No one questions the function or Constitutionality of the U.S. Senate as a body, knowing it was part of a compromise between larger and smaller states in the era of our founding. It’s why we have a bicameral legislature which all states save one copied as a model. (Before you ask, Nebraska is the holdout.) What I’ve done is restored the intent of those who conceived the nation as a Constitutional republic with several balances of power.

But I’m not through yet. If the Senate idea doesn’t grab you, another thought I had was to rework the House of Delegates to assure each county has a representative by creating seats for a ratio of one per 20,000 residents. (This essentially equals the population of Maryland’s least-populated county, Kent County.
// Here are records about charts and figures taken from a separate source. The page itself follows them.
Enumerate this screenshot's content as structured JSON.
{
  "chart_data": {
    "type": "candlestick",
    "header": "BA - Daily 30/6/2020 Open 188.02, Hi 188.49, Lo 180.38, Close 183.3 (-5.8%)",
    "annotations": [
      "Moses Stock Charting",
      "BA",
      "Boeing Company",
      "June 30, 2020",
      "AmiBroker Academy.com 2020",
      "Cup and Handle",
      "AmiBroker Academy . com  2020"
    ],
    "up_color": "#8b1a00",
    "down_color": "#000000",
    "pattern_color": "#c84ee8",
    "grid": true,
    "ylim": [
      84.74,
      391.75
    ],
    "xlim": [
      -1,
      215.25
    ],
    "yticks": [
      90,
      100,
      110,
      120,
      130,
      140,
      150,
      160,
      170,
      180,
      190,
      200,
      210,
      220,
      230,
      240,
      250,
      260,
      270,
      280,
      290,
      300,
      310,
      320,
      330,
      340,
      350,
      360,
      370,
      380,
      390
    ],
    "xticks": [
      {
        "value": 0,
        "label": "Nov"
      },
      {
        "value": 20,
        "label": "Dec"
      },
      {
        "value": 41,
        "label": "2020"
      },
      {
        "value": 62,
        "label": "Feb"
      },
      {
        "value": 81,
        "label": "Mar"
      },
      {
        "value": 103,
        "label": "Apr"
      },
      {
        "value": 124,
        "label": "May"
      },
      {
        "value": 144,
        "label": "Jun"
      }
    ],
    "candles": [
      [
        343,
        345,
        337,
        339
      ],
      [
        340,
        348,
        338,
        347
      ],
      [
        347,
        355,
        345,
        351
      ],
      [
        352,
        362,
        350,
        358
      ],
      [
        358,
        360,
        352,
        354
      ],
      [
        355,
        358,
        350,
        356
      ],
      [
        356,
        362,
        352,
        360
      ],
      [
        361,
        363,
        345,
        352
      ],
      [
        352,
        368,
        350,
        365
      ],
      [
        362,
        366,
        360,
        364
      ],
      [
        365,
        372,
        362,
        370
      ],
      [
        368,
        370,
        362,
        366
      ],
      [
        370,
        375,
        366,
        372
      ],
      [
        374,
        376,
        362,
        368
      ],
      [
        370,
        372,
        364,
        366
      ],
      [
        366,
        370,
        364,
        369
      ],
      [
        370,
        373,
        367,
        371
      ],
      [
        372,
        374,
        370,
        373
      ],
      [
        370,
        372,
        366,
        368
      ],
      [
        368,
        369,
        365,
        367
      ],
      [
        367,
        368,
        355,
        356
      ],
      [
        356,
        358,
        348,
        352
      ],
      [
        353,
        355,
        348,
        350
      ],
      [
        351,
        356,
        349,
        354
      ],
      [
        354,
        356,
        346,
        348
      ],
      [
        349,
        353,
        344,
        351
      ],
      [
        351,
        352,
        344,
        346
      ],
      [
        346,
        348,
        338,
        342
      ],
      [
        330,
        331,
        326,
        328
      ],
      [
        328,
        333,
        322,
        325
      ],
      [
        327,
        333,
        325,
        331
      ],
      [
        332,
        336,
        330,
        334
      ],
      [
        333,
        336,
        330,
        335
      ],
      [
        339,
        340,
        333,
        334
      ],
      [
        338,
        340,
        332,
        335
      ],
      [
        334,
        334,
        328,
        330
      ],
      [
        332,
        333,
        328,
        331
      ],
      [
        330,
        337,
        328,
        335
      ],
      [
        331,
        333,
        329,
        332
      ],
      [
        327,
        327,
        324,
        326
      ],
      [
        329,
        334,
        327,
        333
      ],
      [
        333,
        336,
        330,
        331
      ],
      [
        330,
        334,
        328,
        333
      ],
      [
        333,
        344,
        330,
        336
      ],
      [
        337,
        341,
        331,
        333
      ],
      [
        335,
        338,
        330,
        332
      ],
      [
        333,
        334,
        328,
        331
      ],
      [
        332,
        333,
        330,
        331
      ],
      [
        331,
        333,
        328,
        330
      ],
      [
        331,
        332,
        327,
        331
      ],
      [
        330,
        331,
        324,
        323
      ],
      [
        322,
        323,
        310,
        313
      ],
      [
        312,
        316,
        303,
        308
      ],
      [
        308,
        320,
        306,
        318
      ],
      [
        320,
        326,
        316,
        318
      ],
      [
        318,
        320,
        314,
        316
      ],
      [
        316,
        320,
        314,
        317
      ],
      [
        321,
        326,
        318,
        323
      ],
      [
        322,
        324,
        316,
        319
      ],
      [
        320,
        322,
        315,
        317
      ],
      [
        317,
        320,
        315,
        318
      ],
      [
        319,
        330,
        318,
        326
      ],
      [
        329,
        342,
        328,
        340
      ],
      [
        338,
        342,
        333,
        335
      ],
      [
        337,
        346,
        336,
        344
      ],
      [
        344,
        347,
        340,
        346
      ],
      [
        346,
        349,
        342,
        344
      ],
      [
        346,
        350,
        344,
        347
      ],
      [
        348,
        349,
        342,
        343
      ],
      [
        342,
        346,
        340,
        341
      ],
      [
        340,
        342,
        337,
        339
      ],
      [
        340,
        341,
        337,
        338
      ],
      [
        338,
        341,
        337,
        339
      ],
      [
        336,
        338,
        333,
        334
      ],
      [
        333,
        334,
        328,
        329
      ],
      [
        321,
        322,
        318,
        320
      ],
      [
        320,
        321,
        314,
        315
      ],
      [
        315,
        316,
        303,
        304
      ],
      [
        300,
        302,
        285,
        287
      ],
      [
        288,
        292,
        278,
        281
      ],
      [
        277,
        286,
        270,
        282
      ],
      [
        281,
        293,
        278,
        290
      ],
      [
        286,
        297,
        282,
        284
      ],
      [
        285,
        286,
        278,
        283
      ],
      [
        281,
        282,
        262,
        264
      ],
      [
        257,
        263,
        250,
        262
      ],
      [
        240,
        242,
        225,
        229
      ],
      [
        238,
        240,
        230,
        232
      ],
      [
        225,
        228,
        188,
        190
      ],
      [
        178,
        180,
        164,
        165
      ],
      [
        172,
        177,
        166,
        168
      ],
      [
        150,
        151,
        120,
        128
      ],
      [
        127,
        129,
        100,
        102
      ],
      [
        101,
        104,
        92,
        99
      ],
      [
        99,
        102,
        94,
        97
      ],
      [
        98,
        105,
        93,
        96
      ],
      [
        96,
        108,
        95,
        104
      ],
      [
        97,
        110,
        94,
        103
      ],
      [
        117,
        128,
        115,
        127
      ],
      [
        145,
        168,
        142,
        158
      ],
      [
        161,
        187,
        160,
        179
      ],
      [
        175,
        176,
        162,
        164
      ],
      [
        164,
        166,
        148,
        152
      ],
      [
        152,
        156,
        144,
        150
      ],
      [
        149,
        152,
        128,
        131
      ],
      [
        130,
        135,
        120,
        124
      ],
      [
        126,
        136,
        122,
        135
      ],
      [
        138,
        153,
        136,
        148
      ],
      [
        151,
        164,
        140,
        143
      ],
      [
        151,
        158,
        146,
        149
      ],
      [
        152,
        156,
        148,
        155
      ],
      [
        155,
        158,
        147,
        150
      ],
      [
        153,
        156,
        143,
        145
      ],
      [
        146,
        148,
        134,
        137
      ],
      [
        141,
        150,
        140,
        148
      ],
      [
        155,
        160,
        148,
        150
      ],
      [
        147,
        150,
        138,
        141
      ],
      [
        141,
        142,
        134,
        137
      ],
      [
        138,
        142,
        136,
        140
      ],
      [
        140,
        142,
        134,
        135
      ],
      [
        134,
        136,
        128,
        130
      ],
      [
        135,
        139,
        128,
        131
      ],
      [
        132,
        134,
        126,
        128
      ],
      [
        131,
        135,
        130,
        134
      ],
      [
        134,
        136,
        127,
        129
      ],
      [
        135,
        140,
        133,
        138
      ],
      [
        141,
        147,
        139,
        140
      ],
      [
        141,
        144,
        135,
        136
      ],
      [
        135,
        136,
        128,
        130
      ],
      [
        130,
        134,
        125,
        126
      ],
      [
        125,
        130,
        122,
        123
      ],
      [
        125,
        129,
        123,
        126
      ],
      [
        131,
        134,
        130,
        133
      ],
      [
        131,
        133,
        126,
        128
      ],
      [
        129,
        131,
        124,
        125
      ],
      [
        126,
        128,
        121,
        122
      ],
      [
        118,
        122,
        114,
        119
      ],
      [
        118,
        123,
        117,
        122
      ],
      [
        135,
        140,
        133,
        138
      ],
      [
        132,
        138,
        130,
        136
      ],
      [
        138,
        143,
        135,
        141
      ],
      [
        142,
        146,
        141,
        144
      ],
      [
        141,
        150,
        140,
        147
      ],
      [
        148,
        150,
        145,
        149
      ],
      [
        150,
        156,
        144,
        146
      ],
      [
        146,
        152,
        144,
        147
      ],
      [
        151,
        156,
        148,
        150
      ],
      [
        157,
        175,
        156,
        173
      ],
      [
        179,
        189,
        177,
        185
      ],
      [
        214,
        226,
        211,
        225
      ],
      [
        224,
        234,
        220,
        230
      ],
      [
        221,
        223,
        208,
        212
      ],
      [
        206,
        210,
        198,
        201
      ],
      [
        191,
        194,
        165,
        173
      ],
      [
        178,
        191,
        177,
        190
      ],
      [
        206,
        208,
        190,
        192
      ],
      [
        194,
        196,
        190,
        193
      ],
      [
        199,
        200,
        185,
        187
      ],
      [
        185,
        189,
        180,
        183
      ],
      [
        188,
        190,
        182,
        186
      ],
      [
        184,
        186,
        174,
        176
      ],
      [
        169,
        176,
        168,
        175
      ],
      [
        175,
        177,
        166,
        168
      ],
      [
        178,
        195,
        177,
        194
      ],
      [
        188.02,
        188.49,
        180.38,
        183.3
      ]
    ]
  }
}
Their county could be one single House district.) In future years, the divisor could reflect the population of the county with the least population.

The corollary to this proposal is setting up a system of districts which do not overlap county lines, meaning counties would subdivide themselves to attain one seat per every 20,000 of population, give or take. For my home county of Wicomico, this would translate into five districts and – very conveniently as it turns out – we already have five ready-drawn County Council districts which we could use for legislative districts. Obviously, other counties would have anywhere from 1 to 50 seats in the newly expanded House of Delegates. Even better, because the counties would have the self-contained districts, who better to draw them? They know best which communities have commonality.
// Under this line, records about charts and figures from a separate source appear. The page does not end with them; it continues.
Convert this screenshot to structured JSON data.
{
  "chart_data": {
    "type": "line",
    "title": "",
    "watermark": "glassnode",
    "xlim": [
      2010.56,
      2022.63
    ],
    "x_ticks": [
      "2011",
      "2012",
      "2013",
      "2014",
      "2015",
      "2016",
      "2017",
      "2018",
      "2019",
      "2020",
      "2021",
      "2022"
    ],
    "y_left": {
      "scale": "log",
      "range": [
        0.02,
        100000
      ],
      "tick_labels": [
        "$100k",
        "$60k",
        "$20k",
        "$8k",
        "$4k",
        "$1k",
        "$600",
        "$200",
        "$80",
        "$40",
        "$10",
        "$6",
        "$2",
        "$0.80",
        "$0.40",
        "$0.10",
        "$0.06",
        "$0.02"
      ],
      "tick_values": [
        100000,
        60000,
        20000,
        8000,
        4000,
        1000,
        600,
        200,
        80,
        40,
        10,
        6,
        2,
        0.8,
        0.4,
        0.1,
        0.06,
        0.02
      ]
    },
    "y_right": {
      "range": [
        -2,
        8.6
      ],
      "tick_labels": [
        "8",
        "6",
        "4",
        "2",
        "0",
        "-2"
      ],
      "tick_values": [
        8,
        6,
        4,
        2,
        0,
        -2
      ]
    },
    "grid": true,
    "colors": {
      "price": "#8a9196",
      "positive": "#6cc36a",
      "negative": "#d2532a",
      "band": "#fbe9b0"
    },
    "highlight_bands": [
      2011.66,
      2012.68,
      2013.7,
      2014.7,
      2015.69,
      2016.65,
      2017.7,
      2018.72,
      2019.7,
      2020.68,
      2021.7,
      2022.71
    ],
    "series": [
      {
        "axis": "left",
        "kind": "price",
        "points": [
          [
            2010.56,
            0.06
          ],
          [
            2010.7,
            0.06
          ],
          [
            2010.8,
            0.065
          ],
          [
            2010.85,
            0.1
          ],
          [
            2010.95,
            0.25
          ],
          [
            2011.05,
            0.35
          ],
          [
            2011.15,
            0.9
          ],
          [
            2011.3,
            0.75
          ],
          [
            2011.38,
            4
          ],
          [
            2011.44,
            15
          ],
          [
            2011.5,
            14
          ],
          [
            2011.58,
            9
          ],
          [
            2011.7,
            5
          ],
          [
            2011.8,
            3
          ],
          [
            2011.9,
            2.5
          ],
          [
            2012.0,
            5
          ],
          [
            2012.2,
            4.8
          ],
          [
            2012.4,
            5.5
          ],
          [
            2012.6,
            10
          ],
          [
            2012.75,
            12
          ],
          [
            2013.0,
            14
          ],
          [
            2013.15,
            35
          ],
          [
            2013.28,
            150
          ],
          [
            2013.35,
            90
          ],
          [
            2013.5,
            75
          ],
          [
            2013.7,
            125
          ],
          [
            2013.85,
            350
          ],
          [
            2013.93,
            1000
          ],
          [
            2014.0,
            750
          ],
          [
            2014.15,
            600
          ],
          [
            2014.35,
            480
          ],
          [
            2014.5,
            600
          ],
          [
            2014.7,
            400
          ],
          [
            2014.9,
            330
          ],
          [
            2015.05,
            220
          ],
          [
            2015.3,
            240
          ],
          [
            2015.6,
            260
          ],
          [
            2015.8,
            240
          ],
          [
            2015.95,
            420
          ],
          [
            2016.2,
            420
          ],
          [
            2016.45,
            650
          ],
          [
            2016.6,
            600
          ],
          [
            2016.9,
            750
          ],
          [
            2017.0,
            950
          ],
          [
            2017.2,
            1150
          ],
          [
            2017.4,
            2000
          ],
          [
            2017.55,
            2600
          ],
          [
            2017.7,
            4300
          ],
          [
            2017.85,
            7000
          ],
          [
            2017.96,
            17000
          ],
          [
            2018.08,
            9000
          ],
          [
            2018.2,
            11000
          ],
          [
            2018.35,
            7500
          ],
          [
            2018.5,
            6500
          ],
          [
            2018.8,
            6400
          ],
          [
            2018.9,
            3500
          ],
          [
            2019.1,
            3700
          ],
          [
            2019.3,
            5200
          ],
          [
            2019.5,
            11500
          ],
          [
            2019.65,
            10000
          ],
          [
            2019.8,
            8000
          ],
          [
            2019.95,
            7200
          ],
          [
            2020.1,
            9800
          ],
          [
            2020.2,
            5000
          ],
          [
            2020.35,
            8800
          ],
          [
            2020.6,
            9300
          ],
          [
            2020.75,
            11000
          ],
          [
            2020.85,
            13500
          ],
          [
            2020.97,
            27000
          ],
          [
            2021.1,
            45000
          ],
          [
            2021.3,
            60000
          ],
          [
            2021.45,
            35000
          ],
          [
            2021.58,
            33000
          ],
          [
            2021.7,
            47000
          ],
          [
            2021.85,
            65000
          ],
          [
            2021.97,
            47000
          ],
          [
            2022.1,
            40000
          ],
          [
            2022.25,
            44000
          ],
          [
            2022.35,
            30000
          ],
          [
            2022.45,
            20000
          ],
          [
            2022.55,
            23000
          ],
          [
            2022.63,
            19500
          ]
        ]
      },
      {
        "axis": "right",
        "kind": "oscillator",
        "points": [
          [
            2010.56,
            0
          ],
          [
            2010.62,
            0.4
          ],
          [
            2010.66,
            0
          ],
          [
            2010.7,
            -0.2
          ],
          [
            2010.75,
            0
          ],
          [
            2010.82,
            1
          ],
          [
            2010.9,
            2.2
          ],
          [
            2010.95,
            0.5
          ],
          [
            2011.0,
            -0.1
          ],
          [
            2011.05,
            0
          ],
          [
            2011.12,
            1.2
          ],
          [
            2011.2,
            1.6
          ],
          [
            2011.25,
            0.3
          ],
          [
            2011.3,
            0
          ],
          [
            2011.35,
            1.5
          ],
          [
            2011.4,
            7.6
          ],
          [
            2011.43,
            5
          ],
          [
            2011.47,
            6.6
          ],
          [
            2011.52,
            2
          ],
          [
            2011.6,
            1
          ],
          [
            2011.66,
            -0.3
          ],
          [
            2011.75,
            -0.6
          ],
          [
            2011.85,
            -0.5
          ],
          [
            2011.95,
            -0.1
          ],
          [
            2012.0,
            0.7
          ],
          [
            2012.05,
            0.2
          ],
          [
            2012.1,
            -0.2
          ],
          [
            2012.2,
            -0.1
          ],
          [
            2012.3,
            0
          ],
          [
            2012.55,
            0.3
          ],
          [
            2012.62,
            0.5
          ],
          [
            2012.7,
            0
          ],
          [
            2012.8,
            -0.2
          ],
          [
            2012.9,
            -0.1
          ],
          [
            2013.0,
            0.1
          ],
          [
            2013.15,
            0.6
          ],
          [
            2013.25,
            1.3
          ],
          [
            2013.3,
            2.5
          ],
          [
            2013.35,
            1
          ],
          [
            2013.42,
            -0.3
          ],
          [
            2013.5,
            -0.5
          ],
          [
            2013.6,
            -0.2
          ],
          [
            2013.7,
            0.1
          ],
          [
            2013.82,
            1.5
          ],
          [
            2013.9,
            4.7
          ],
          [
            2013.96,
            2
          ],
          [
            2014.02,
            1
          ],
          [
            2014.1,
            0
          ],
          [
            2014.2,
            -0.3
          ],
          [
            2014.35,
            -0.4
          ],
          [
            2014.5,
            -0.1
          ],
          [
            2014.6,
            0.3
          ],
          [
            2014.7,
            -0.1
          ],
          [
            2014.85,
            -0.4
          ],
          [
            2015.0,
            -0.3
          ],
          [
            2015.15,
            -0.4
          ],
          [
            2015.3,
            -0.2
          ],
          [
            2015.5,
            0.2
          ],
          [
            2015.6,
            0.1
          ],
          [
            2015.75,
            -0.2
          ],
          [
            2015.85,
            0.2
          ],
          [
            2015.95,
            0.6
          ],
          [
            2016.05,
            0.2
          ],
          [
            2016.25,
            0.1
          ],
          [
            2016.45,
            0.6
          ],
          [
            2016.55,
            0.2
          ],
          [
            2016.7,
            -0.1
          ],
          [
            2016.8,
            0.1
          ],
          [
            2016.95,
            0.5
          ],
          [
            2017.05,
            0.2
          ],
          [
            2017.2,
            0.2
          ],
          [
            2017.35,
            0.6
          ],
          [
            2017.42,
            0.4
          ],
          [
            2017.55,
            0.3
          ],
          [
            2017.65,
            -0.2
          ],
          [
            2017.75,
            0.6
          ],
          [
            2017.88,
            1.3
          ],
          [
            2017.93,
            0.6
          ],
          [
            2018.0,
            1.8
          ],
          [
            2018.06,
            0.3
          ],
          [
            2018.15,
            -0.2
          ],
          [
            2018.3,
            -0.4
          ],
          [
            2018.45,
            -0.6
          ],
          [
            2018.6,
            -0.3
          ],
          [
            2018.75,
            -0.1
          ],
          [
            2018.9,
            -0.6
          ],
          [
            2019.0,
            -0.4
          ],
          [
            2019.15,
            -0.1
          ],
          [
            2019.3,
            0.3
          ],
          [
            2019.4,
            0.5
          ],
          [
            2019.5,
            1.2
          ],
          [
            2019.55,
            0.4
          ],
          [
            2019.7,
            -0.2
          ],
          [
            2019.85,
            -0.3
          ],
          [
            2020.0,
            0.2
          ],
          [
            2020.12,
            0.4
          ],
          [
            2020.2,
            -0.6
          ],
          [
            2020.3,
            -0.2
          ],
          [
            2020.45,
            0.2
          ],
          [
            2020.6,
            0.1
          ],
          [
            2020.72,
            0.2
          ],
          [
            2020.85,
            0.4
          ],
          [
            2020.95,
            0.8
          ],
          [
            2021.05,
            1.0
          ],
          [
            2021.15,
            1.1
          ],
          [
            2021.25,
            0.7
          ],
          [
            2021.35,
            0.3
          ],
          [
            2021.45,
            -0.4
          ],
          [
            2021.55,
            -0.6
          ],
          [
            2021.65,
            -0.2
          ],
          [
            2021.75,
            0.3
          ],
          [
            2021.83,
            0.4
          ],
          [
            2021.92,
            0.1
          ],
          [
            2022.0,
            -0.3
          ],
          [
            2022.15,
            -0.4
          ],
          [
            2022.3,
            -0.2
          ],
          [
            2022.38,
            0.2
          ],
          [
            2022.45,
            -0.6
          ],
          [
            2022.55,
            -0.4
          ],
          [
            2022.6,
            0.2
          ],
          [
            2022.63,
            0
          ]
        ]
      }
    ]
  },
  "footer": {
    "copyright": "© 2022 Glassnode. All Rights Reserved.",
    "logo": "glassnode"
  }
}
Obviously in smaller counties, the task of drawing 2 or 3 districts would be relatively simple and straightforward. It may be a little more difficult in a municipality like Baltimore or a highly-populated area like Montgomery County, but certainly they could come up with tightly-drawn, contiguous districts.

And if you think a body of around 300 seats is unwieldy, consider the state of New Hampshire has 400 members in their lower house. Certainly there would be changes necessary in the physical plant because the number of Delegates and their attendant staff would be far larger, but on the whole this would restore more power to the people and restrict the edicts from on high in Annapolis.

Tonight I was listening to Jackie Wellfonder launch into a brief discussion of whether the Maryland Republican Party should adopt open primaries, an idea she’s leaning toward adopting – on the other hand, I think it’s nuts. In my estimation, though, these sorts of proposals are nothing more than tinkering around the edges – these ideas I’ve dropped onto the table like a load of bricks represent real change. I think they should be discussed as sincere proposals to truly make this a more Free State by restoring the balance of power between the people, their local government, and the state government in Annapolis.